California water regulators and Central Valley lawmakers immediately criticized the plan.
"The new opinion ... further chips away at our ability to provide a reliable water supply for California," said state Department of Water Resources Director Lester Snow.
He argued that a multi-species approach - one that combines the court-mandated water pumping restrictions for the delta smelt with salmon and other species protections - would be the best way to achieve habitat and conservation while maintaining a reliable water source.
California is trying to eventually do that. State officials said Thursday they are working to draft a long-term plan to preserve species and ecosystems in the delta that would also set guidelines for pumping levels that meet federal and state wildlife laws.

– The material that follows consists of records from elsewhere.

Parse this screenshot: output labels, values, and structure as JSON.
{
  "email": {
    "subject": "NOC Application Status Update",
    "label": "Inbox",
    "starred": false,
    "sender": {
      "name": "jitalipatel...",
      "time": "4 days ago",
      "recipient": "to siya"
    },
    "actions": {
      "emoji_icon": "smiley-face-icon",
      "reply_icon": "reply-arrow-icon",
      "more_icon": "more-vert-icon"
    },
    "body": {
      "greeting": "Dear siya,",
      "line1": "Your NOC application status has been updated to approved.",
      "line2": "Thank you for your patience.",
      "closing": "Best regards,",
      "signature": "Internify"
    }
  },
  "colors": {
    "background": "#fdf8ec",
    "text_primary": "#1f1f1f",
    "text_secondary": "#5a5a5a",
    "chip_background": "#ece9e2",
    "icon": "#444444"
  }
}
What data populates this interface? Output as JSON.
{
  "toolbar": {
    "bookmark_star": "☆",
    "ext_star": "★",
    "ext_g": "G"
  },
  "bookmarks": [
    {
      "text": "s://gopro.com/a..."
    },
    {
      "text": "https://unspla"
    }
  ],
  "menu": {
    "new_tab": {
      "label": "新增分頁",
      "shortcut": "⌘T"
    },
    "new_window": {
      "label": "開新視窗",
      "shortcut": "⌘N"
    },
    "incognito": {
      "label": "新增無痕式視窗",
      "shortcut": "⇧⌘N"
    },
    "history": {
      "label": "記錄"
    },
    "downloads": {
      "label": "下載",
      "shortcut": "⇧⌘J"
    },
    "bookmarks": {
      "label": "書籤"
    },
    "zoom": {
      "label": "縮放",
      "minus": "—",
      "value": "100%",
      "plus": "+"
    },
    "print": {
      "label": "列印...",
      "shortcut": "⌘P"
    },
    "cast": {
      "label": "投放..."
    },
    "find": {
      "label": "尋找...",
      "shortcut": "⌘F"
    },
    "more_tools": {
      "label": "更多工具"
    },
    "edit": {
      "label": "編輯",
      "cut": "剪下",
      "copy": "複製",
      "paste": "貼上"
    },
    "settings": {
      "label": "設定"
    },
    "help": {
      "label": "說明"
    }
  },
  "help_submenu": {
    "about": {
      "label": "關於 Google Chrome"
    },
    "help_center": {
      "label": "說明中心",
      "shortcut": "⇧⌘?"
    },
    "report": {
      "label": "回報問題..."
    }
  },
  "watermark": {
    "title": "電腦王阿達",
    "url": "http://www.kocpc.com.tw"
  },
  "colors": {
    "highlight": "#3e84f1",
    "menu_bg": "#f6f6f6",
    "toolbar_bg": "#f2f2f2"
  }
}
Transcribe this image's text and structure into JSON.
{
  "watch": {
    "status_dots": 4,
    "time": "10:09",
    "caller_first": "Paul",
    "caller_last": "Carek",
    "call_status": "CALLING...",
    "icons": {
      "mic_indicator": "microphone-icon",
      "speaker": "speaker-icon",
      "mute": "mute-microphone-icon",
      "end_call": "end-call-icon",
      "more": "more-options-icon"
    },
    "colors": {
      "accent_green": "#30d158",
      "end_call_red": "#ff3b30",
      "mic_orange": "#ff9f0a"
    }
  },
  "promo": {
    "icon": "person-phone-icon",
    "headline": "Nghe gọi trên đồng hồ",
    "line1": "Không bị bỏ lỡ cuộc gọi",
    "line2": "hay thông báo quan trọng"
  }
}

Fall-run chinook salmon populations returning to the Central Valley to spawn have declined steeply over the past seven years, down to about 66,000 salmon adults returning to the Sacramento River in 2008 from more than 750,000 adult salmon in 2002.
The decline of fall, spring and winter-run salmon - which return from the sea to lay eggs in their native freshwater habitat - is blamed on a lack of water and increased water temperature caused by the vast series of pumps and canals used to move the precious resource around.
The fisheries service determined that the current water pumping operations by the federal Central Valley Project and the State Water Project need to be changed to protect a number of endangered or threatened species including winter and spring-run chinook salmon, Central Valley steelhead, green sturgeon and killer whales, which feed on salmon.
The opinion said the dams and pumps trap out-migrating juvenile salmon in the delta, where they can die before they reach the sea. Fishermen groups and environmentalists have argued for years that salmon need more water for an uninterrupted transit through the delta.
Representatives for commercial fishermen, who have not been able to fish for two seasons because salmon have been so scarce, applauded the plan.
"All these people, all these small communities on the coast of California depend on these salmon for their livelihoods," said Larry Collins, a San Francisco-based fisherman and vice president of the Pacific Coast Federation of Fishermen's Associations.
"Everybody needs these fish. We've got to put water back in the river," he said.
Associated Press writer Garance Burke in Fresno contributed to this report.